The Danger of Chasing Butterflies
Many of us are taught to measure love by butterflies, excitement, and emotional highs. We ask ourselves whether it feels magical or intoxicating. Those feelings are real, but they are not reliable guides on their own. Butterflies come from novelty, chemistry, and uncertainty, and those things naturally fade. When they do, people assume something is wrong. That’s when doubt creeps in and comparison begins. A relationship built only on feeling will always feel fragile. Feelings change, but direction lasts.
The Real Questions We Rarely Ask
The more important questions are not about excitement, but awareness. How self-aware are you? How spiritually sensitive are you? Do you know your own patterns, wounds, and blind spots? Most importantly, what does your relationship with God look like? If you cannot recognize His voice in your own life, it becomes very difficult to recognize His guidance in a relationship. Discernment does not come from emotion alone; it comes from alignment. Without that, even good relationships can be misunderstood or abandoned too early.
Alignment Over Emotion
Alignment is not about perfection. It is about moving in the same direction. It is about shared values, shared purpose, and shared commitment to growth. That kind of alignment creates stability, not chaos. It brings a peace that does not need to prove itself. In my experience, what brought us together was not a perfect moment, but a sense of peace that didn’t need explanation. It was the feeling that life made more sense with this person beside me, even when things were not easy. That peace lasted longer than excitement ever could.
A Spiritual Lens on Love
Scripture offers a helpful framework here.
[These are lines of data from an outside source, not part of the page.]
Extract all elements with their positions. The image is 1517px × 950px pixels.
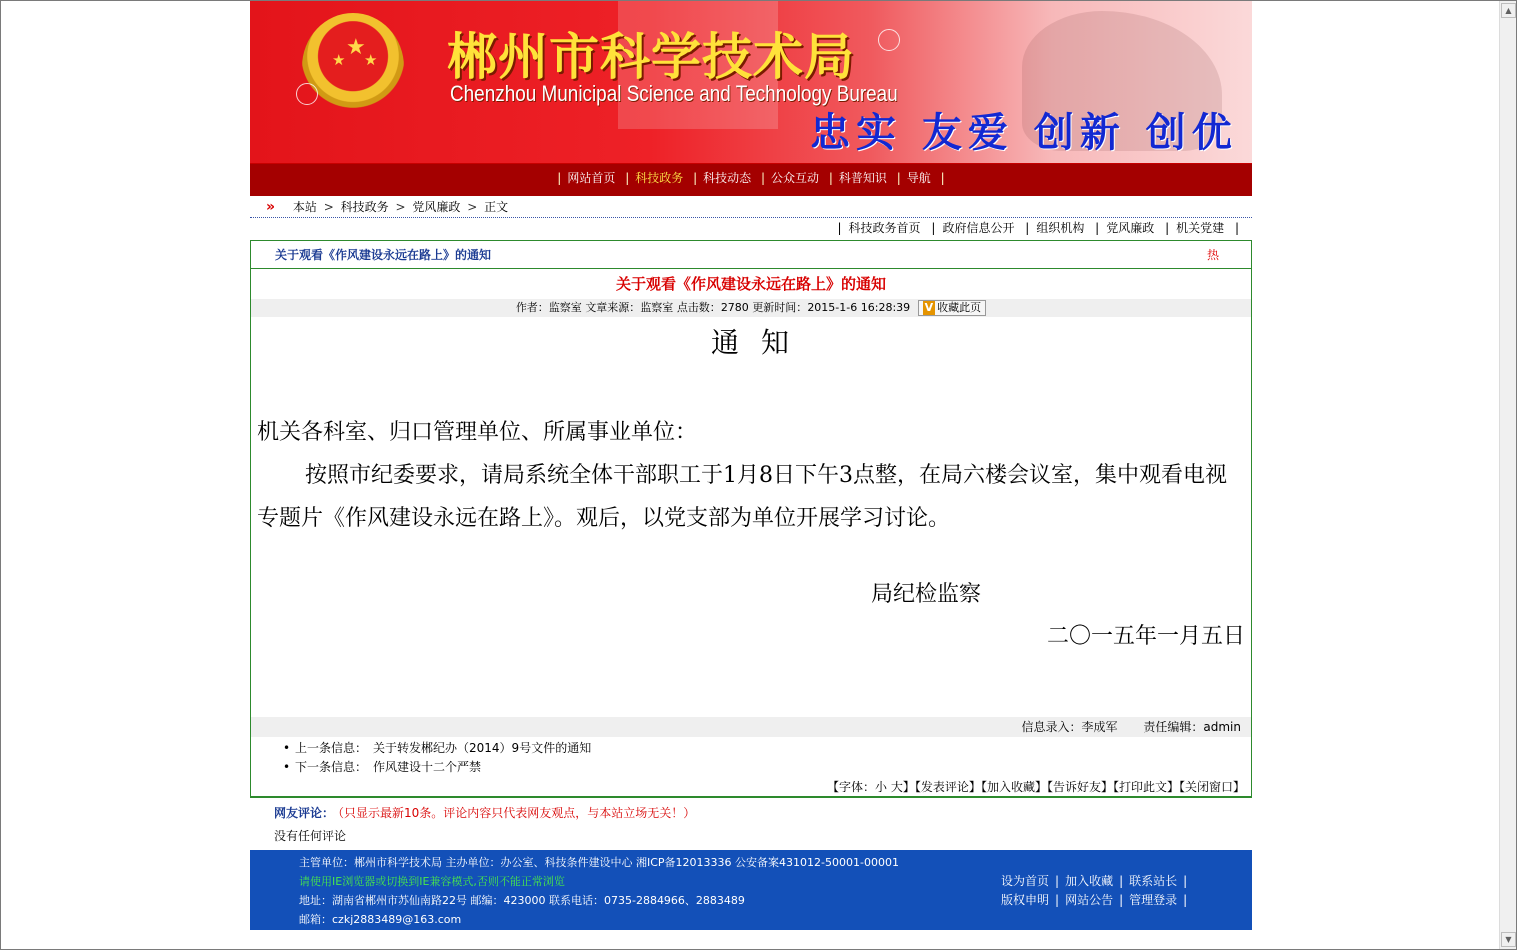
article-box [250, 240, 1252, 798]
comments-section [250, 804, 1252, 844]
prev-article-link[interactable]: 关于转发郴纪办（2014）9号文件的通知 [373, 741, 592, 755]
comments-note: （只显示最新10条。评论内容只代表网友观点，与本站立场无关！） [338, 806, 696, 820]
emblem-star-icon: ★ [346, 35, 366, 60]
v-badge-icon: V [924, 301, 934, 314]
next-article-item: • 下一条信息： 作风建设十二个严禁 [295, 758, 1251, 777]
print-article-link[interactable]: 【打印此文】 [1112, 780, 1179, 794]
page-container [250, 1, 1252, 930]
close-window-link[interactable]: 【关闭窗口】 [1178, 780, 1245, 794]
decorative-ring [878, 29, 900, 51]
set-homepage-link[interactable]: 设为首页 [1001, 874, 1050, 888]
subnav-item-gov-info[interactable]: 政府信息公开 [942, 221, 1015, 235]
comments-title: 网友评论： [274, 806, 335, 820]
notice-addressee: 机关各科室、归口管理单位、所属事业单位： [257, 420, 698, 445]
scroll-down-arrow-icon[interactable]: ▼ [1501, 932, 1516, 947]
notice-heading: 通知 [710, 326, 811, 359]
article-footer-info: 信息录入：李成军 责任编辑：admin [251, 717, 1251, 737]
breadcrumb-item-party-integrity[interactable]: 党风廉政 [412, 200, 461, 214]
add-favorite-link[interactable]: 【加入收藏】 [980, 780, 1047, 794]
font-small-link[interactable]: 小 [875, 780, 888, 794]
copyright-link[interactable]: 版权申明 [1001, 893, 1050, 907]
subnav-item-organization[interactable]: 组织机构 [1036, 221, 1085, 235]
footer-sponsor: 主管单位：郴州市科学技术局 主办单位：办公室、科技条件建设中心 湘ICP备12013336 公安备案431012-50001-00001 [299, 856, 899, 869]
no-comments-text: 没有任何评论 [274, 829, 347, 843]
prev-next-list [251, 737, 1251, 777]
prev-article-item: • 上一条信息： 关于转发郴纪办（2014）9号文件的通知 [295, 739, 1251, 758]
site-announcement-link[interactable]: 网站公告 [1065, 893, 1114, 907]
site-banner [250, 1, 1252, 163]
article-meta: 作者：监察室 文章来源：监察室 点击数：2780 更新时间：2015-1-6 16:28:39 V 收藏此页 [251, 299, 1251, 317]
nav-item-public-interaction[interactable]: 公众互动 [771, 171, 820, 185]
notice-signature-dept: 局纪检监察 [871, 582, 982, 607]
nav-item-home[interactable]: 网站首页 [567, 171, 616, 185]
article-header-title: 关于观看《作风建设永远在路上》的通知 [275, 248, 492, 262]
breadcrumb-item-sci-affairs[interactable]: 科技政务 [340, 200, 389, 214]
hot-badge: 热 [1206, 248, 1219, 262]
article-click-count: 2780 [720, 301, 749, 314]
footer-links-row-2: 版权申明 | 网站公告 | 管理登录 | [1001, 893, 1188, 907]
section-subnav: | 科技政务首页 | 政府信息公开 | 组织机构 | 党风廉政 | 机关党建 | [837, 221, 1239, 235]
subnav-item-party-integrity[interactable]: 党风廉政 [1106, 221, 1155, 235]
subnav-item-party-building[interactable]: 机关党建 [1176, 221, 1225, 235]
site-footer [250, 850, 1252, 930]
article-source: 监察室 [640, 301, 674, 314]
national-emblem-icon [302, 13, 404, 121]
next-article-link[interactable]: 作风建设十二个严禁 [373, 760, 482, 774]
site-slogan: 忠实 友爱 创新 创优 [810, 110, 1238, 156]
contact-webmaster-link[interactable]: 联系站长 [1129, 874, 1178, 888]
vertical-scrollbar[interactable] [1499, 1, 1516, 949]
font-large-link[interactable]: 大 [890, 780, 903, 794]
post-comment-link[interactable]: 【发表评论】 [914, 780, 981, 794]
tell-friend-link[interactable]: 【告诉好友】 [1046, 780, 1113, 794]
info-entry-person: 李成军 [1081, 720, 1118, 734]
notice-body: 按照市纪委要求，请局系统全体干部职工于1月8日下午3点整，在局六楼会议室，集中观看电视专题片《作风建设永远在路上》。观后，以党支部为单位开展学习讨论。 [257, 463, 1227, 531]
subnav-item-affairs-home[interactable]: 科技政务首页 [848, 221, 921, 235]
article-header-bar [251, 241, 1251, 269]
breadcrumb: » 本站 > 科技政务 > 党风廉政 > 正文 [250, 196, 1252, 218]
nav-item-sci-news[interactable]: 科技动态 [703, 171, 752, 185]
nav-item-sci-affairs[interactable]: 科技政务 [635, 171, 684, 185]
breadcrumb-item-home[interactable]: 本站 [292, 200, 317, 214]
nav-item-sci-knowledge[interactable]: 科普知识 [838, 171, 887, 185]
decorative-ring [296, 83, 318, 105]
article-author: 监察室 [548, 301, 582, 314]
article-updated-time: 2015-1-6 16:28:39 [807, 301, 911, 314]
site-title-chinese: 郴州市科学技术局 [447, 28, 855, 86]
double-chevron-right-icon: » [266, 199, 276, 215]
article-tools: 【字体：小 大】【发表评论】【加入收藏】【告诉好友】【打印此文】【关闭窗口】 [251, 777, 1251, 797]
footer-address: 地址：湖南省郴州市苏仙南路22号 邮编：423000 联系电话：0735-2884966、2883489 [299, 894, 745, 907]
emblem-star-icon: ★ [364, 51, 378, 69]
breadcrumb-item-current: 正文 [484, 200, 509, 214]
scroll-up-arrow-icon[interactable]: ▲ [1501, 3, 1516, 18]
nav-item-navigation[interactable]: 导航 [906, 171, 931, 185]
footer-add-favorite-link[interactable]: 加入收藏 [1065, 874, 1114, 888]
site-title-english: Chenzhou Municipal Science and Technology Bureau [450, 81, 898, 106]
notice-signature-date: 二〇一五年一月五日 [1046, 624, 1245, 649]
main-nav: | 网站首页 | 科技政务 | 科技动态 | 公众互动 | 科普知识 | 导航 | [250, 163, 1252, 196]
footer-browser-warning: 请使用IE浏览器或切换到IE兼容模式,否则不能正常浏览 [299, 875, 565, 888]
responsible-editor: admin [1203, 720, 1241, 734]
article-title: 关于观看《作风建设永远在路上》的通知 [615, 275, 886, 293]
footer-links-row-1: 设为首页 | 加入收藏 | 联系站长 | [1001, 874, 1188, 888]
footer-email: 邮箱：czkj2883489@163.com [299, 913, 462, 926]
admin-login-link[interactable]: 管理登录 [1129, 893, 1178, 907]
bookmark-page-button[interactable]: V 收藏此页 [918, 300, 987, 316]
emblem-star-icon: ★ [332, 51, 346, 69]
article-content [251, 321, 1251, 717]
Book of Proverbs reminds us that many are the plans in a person’s heart, but it is the Lord’s purpose that prevails. That truth reframes love entirely. You can chase feelings, chemistry, and storybook moments, but if your spirit is misaligned, you may miss what God is actually offering. God’s guidance does not always arrive with drama. Often it arrives with clarity and calm. When love is aligned with purpose, it does not compete with your calling; it supports it.
Why Peace Is Often Overlooked
Peace is easy to dismiss because it does not demand attention. It does not rush or overwhelm. It simply stays. Many people mistake peace for boredom because it lacks emotional spikes. In reality, peace is a sign of safety and trust. It allows you to be yourself without performance. It allows conflict to be worked through rather than feared. Over time, that peace becomes the foundation for real intimacy. Butterflies may start the story, but peace writes the chapters that follow.
What “The One” Really Means
I’ve come to believe that “the one” is not proven through a single moment. It is revealed over time through alignment. It shows up in how two people handle stress, disappointment, and growth. It shows up in shared direction, not shared adrenaline. Love deepens when purpose overlaps. When two people are aligned with God and with each other, the relationship gains endurance. That kind of love does not fade when feelings shift. It adapts and matures.
Why Alignment Outlasts Emotion
Emotions rise and fall, but alignment remains steady. Alignment keeps you grounded when life becomes uncertain. It helps you choose commitment when feelings fluctuate. Over years, alignment builds trust, respect, and shared meaning. Those things sustain love far longer than excitement ever could. When love is rooted in purpose, it becomes resilient. It grows stronger with time instead of weaker.
Summary
Knowing “the one” is rarely about a dramatic, cinematic moment. Butterflies and excitement can be misleading if they are treated as proof. The deeper questions involve self-awareness, spiritual sensitivity, and alignment with God’s purpose. Peace often signals something more enduring than emotion. Love is revealed through shared direction, not instant certainty. Alignment creates stability and longevity.
Conclusion
So maybe love is not about waiting for the perfect moment. Maybe it is about becoming aligned enough to recognize what is already forming. The one is not always announced with fireworks. Sometimes it arrives with peace that makes no sense and purpose that makes everything clear. And in the end, alignment will always outlast butterflies.